El cansalmas nacionalista es especie de una sola idea (o, mejor, 'creencia') y no comprende siquiera que pueda haber alguna otra. Cada vez que se tropieza con ideas, en plural, las atribuye a desequilibrio del contrario o a franca conspiración. No hay razón que le valga, porque en su caso el principio de identidad, la ley universal del pensamiento, se confunde con el principio de identidad nacional: Euskal Herria es Euskal Herria y no puede no serlo. Esta democracia de mercado le favorece, porque aquí todas las opciones se juzgan igual de legítimas y sus preferencias no tienen por qué justificarse. Su reino es el del puro querer, y ni siquiera el querer de los más, sino el suyo propio. Y es que su metafísica de caserío se condensa en esa fórmula, ser para decidir, que avergonzaría a cualquiera menos a él. Al revés que el resto de los humanos, que somos lo que a cada instante decidimos, él es de una vez para siempre y sólo le cabe decidir que todos sigamos siendo lo que la naturaleza y la historia al parecer ya decidieron por nosotros.

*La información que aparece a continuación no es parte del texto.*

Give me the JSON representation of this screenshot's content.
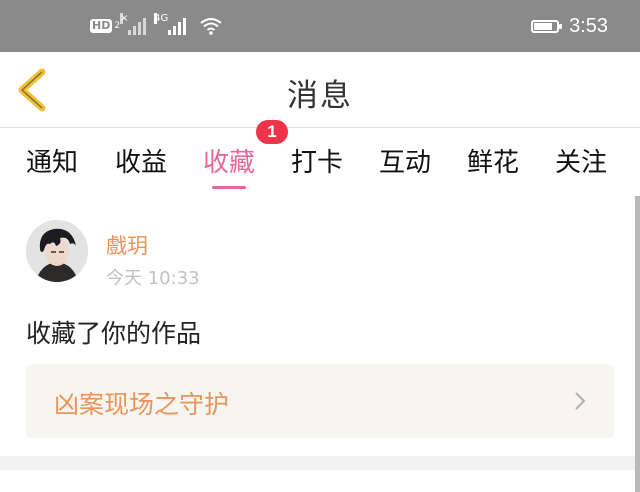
{
  "status_bar": {
    "network_badge": "HD",
    "sim_number": "2",
    "network_type": "4G",
    "time": "3:53",
    "battery_level": 0.8
  },
  "header": {
    "title": "消息",
    "back_icon": "chevron-left-icon",
    "back_color": "#f0c23a"
  },
  "tabs": {
    "items": [
      {
        "label": "通知"
      },
      {
        "label": "收益"
      },
      {
        "label": "收藏",
        "active": true,
        "badge": "1"
      },
      {
        "label": "打卡"
      },
      {
        "label": "互动"
      },
      {
        "label": "鲜花"
      },
      {
        "label": "关注"
      }
    ],
    "active_color": "#e6679d"
  },
  "notification": {
    "username": "戲玥",
    "timestamp": "今天 10:33",
    "message": "收藏了你的作品",
    "work_title": "凶案现场之守护",
    "accent_color": "#e8945d"
  }
}
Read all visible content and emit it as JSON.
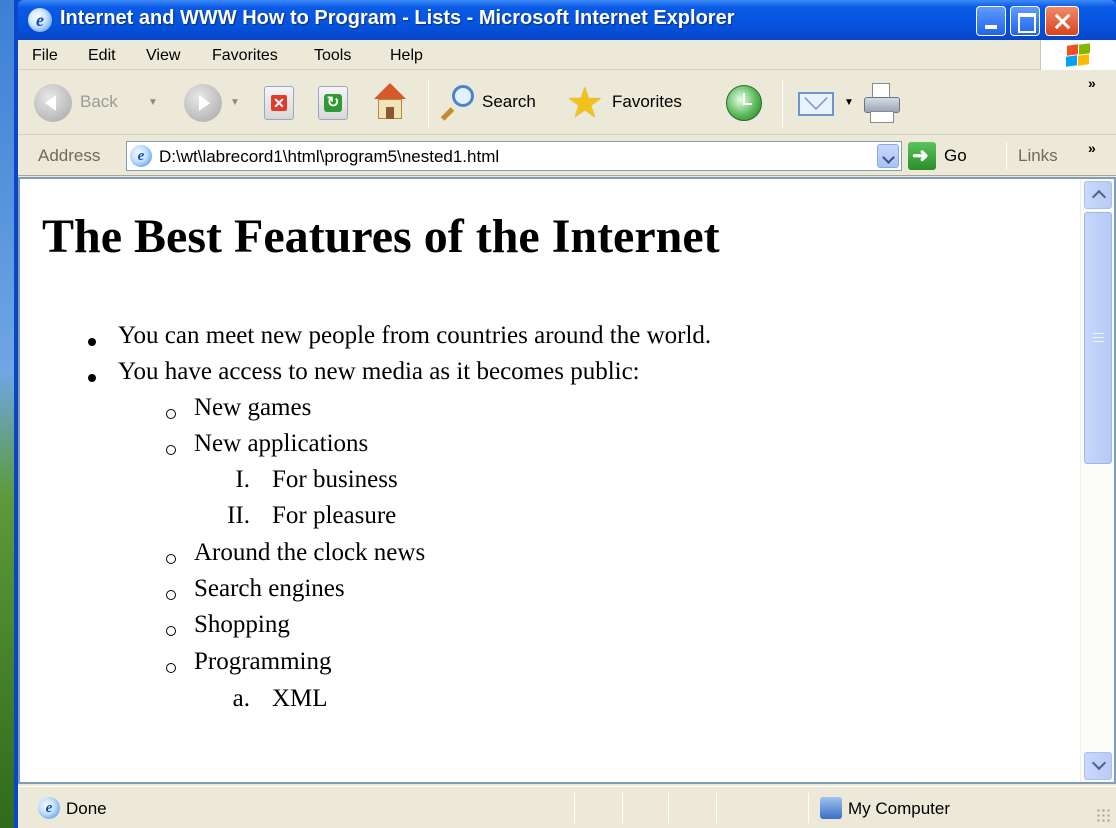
{
  "window": {
    "title": "Internet and WWW How to Program - Lists - Microsoft Internet Explorer",
    "icon_glyph": "e"
  },
  "menu": [
    "File",
    "Edit",
    "View",
    "Favorites",
    "Tools",
    "Help"
  ],
  "toolbar": {
    "back_label": "Back",
    "search_label": "Search",
    "favorites_label": "Favorites",
    "overflow_glyph": "»"
  },
  "address": {
    "label": "Address",
    "value": "D:\\wt\\labrecord1\\html\\program5\\nested1.html",
    "go_label": "Go",
    "links_label": "Links",
    "overflow_glyph": "»"
  },
  "page": {
    "heading": "The Best Features of the Internet",
    "items": {
      "item1": "You can meet new people from countries around the world.",
      "item2": "You have access to new media as it becomes public:",
      "sub1": "New games",
      "sub2": "New applications",
      "roman1_marker": "I.",
      "roman1": "For business",
      "roman2_marker": "II.",
      "roman2": "For pleasure",
      "sub3": "Around the clock news",
      "sub4": "Search engines",
      "sub5": "Shopping",
      "sub6": "Programming",
      "alpha1_marker": "a.",
      "alpha1": "XML"
    }
  },
  "status": {
    "text": "Done",
    "zone": "My Computer"
  },
  "colors": {
    "titlebar": "#0554e0",
    "chrome": "#ece9d8",
    "go_green": "#2a8e2a"
  }
}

He aquí al hombre de los derechos, el resentido insaciable que no conoce más deber que el infinito que todos le debemos. Uno a uno, todavía sería soportable, pero se vuelve aún más osado e imbatible cuando actúa en bandas o en bandadas. Entonces la atmósfera se hace literalmente irrespirable. Al igual que otros creyentes, en su ejercicio más desaforado ha dejado ya muchos cadáveres en el camino. En su quehacer corriente (y sobre todo moliente) se contenta con desgastar los ánimos de los que pilla desprevenidos. Y, entre el pavor general a los unos y el desistimiento aburrido ante los otros, la inmensa ficción que fabrica ha conseguido absorber pensamientos privados y energías públicas, dividir a familias y a amigos, sojuzgar a los más débiles y dejarnos este amargo rictus en el rostro.. Su mísera herencia durará generaciones.

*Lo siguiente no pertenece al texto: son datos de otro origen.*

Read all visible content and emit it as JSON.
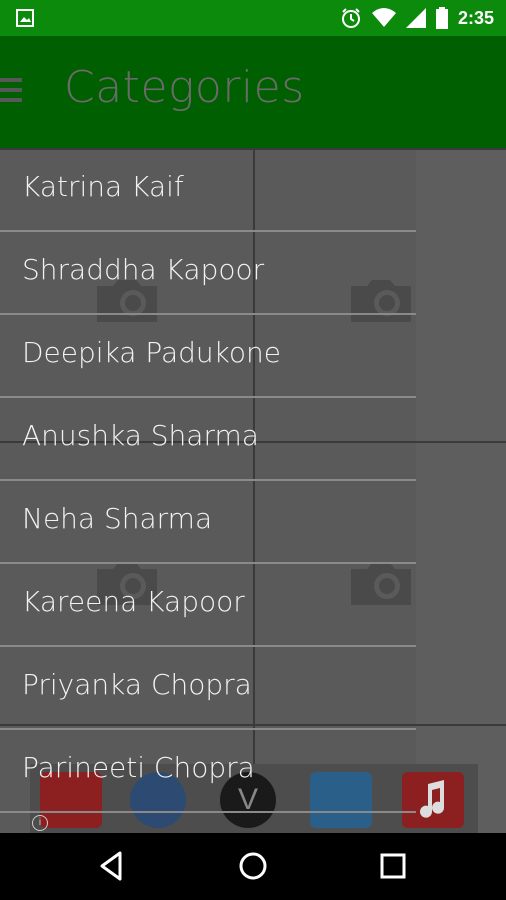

Cierto que también de los hombres más grandes se dice que están poseídos de una manía, aunque suele ser una manía divina. La de nuestro cansalmas es tan humana, que el diccionario la define como "mala voluntad contra otro, ojeriza". En suma, este maniático nos tiene manía porque no estamos poseídos por su misma manía. Pero la principal diferencia frente a otras clases de apóstoles reside en la pequeñez de la buenaventura que predica para lo desmesurado del sacrificio que nos exige. El militante cristiano o el comunista merecen respeto al menos por lo grandioso de su oferta, pero estos otros sólo ofrecen a corto plazo paraísos menudos de boinas y trikitixas. Han limitado nuestra existencia colectiva a la minúscula dimensión de su espíritu, a la recuperación de lo que la mayoría nunca fuimos ni tuvimos, a una inacabable misa de difuntos. Han reducido la Tierra a su pequeño territorio, y en éste no saben qué hacer con los inquilinos que no sean sus cofrades.

Lo que es más, el destino al que aquellos otros profetas nos invitan a sumarnos se cumplirá al final con nuestro beneplácito o sin él. El que arrastra al nacionalista, en cambio, no puede prescindir de nosotros: su Pueblo nos necesita, porque si no, no hay Pueblo; su Lengua nos necesita, porque si no no hay Lengua ni Pueblo, y sin Pueb1o ni Lengua, a ver qué pasa. El cielo o la sociedad sin clases pueden esperar, pero no así Euskal Herria.

La fuerza incansable de este cansalmas no convence, qué más le da, pero vence un poco cada día. Tampoco espera el cordial reconocimiento de nadie, porque le basta con la adhesión vergonzante del cobarde o el "respeto" del melifluo, que hoy pasan por ciudadanos de bien. Vence en cuanto el otro se calla o retrocede un solo paso: ése es ya un terreno después irrecuperable. Vence como se le admita la premisa mayor de su letanía o se deje sin rebatir el primero de sus presupuestos. Tal vez incluso vence cuando cedemos a la piedad hacia él, porque él será inmisericorde.

Nos fatiga hasta el hastío y la desesperación, pero no dejaremos que nos agote, porque sólo triunfará por ese agotamiento. ¿O acaso no disponemos de convicciones más potentes y de ideas más fundadas que las suyas? Nos cayó la desgracia de ser sus contemporáneos, qué le vamos a hacer. No nos ha sido dado el poder de escoger a nuestros vecinos, pero sí el de impedir que se conviertan en nuestros amos.

Aurelio Arteta es catedrático de Ética y Filosofía Política de la UPV.